Certain things didn’t line up, however. Joe also claimed to have killed people who were still alive, which should have been a clear sign of mental instability—thus rendering his claims contradictory. Frank also originally said he’d never even met Joe, but after he was interrogated further, he implicated Joe in the crime—possibly seeing a way out of his own guilty sentence. Afterward, both were taken to court.
Little Barbara had even already identified Frank as her attacker; she was never asked to testify against Joe. Meanwhile, Joe’s defense pushed for a verdict of innocence by reason of insanity. After all, three state psychiatrists said that Joe had only reached the mental age of six, and they stated that he was “incapable of distinguishing between right and wrong, and therefore, would be unable to perform any action with criminal intent.”
The judge, though, sided with the four lawmen, including Sheriff Carroll, who claimed that Joe knew what he was doing.
Notably, Sheriff Carroll had received a $1,000 reward for catching Joe. Likewise, he recited Joe’s confession from memory. Nobody else saw or recorded it. Moreover, Colorado State Home superintendent Dr. Benjamin Jefferson said that Joe was vulnerable and suggestible. For example, he would confess to stealing cigarettes, even when he clearly hadn’t.
During his questioning, it was revealed that Joe didn’t know who Frank Aguilar or Dorothy Drain were.

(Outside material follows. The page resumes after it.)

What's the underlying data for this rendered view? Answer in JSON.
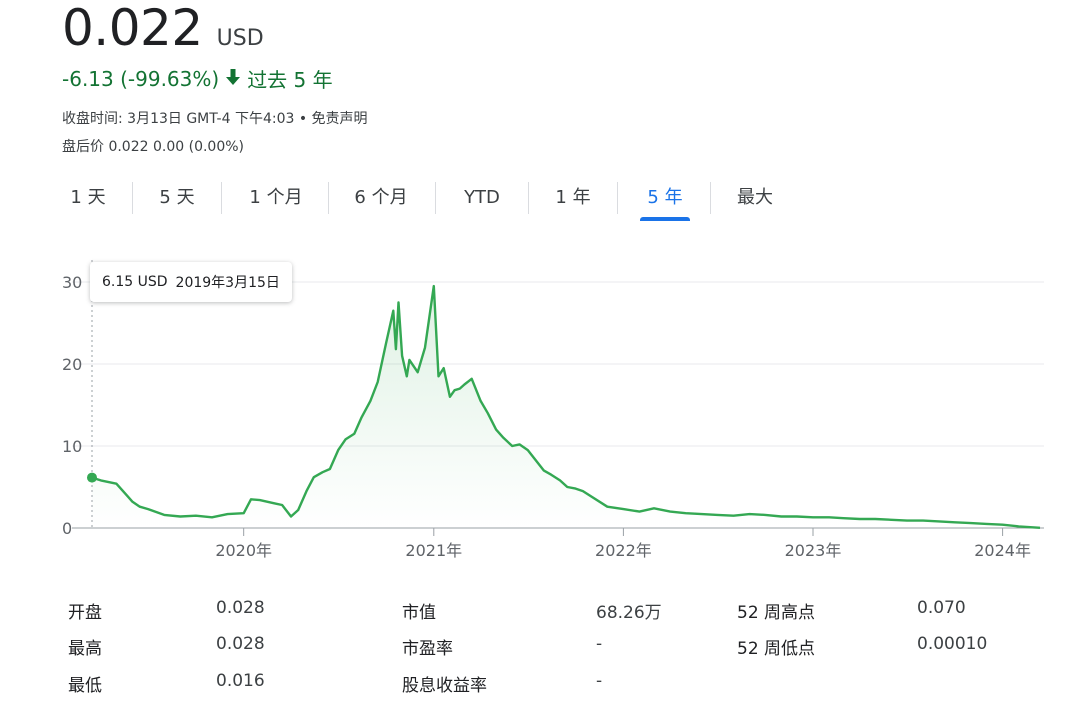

Additionally, he couldn’t identify the then-current president, President Franklin D. Roosevelt. He didn’t even know why he was in court, or what a hatchet was. Nevertheless, on the strength of Sheriff Caroll’s testimony, he was jailed and sentenced to death.
While on death row, Joe liked to play with the toy train that Roy Best, the prison warden, gave to him. He enjoyed making faces after polishing off his dinner plates and using them as mirrors. Unlike at his previous homes, people in prison actually liked him. The warden even called him “the happiest prisoner on death row.”
When a reporter asked Joe if he’d like to return to the mental home, he replied, “No, I want to get a life sentence and stay here with Warden Best. At the home the kids used to beat me… I never get in trouble here.” Although Frank Aguilar was executed in 1937, future Colorado Attorney General Gail Ireland won Joe nine stays of execution. Unfortunately, though, the tenth appeal failed.
“He probably didn’t even know he was about to die,” said the warden. “All he did was happily sit and play with a toy train I had given him.” He showed “blank bewilderment” when asked about the execution, and told the warden, “No, no, Joe won’t die.”
After eating his last meal—ice cream, per his request—the priest reciting his last rites told Joe that he’d have to give up his toy train, as he’d get a golden harp in return. Then, on his way to the gas chamber, he was quoted as saying, “I want to play the harp like the padre told me.” He was executed in 1939, at the age of 23. Warden Best wept in response.
A book was published in 1995 by Robert Perske, who advocates for the disabled, detailing the case and arguing Joe’s innocence. “I’ve worked on a lot of miscarriage of justice cases,” he said, “and the trial, conviction, and execution of Joe Arridy is the worst miscarriage of justice I’ve ever seen.” In 2011, 72 years after his death and following years of appeals from advocates, Governor Bill Ritter finally pardoned Joe Arridy.
“Pardoning Mr. Arridy cannot undo this tragic event in Colorado history,” said the governor. “It is in the interests of justice and simple decency, however, to restore his good name.”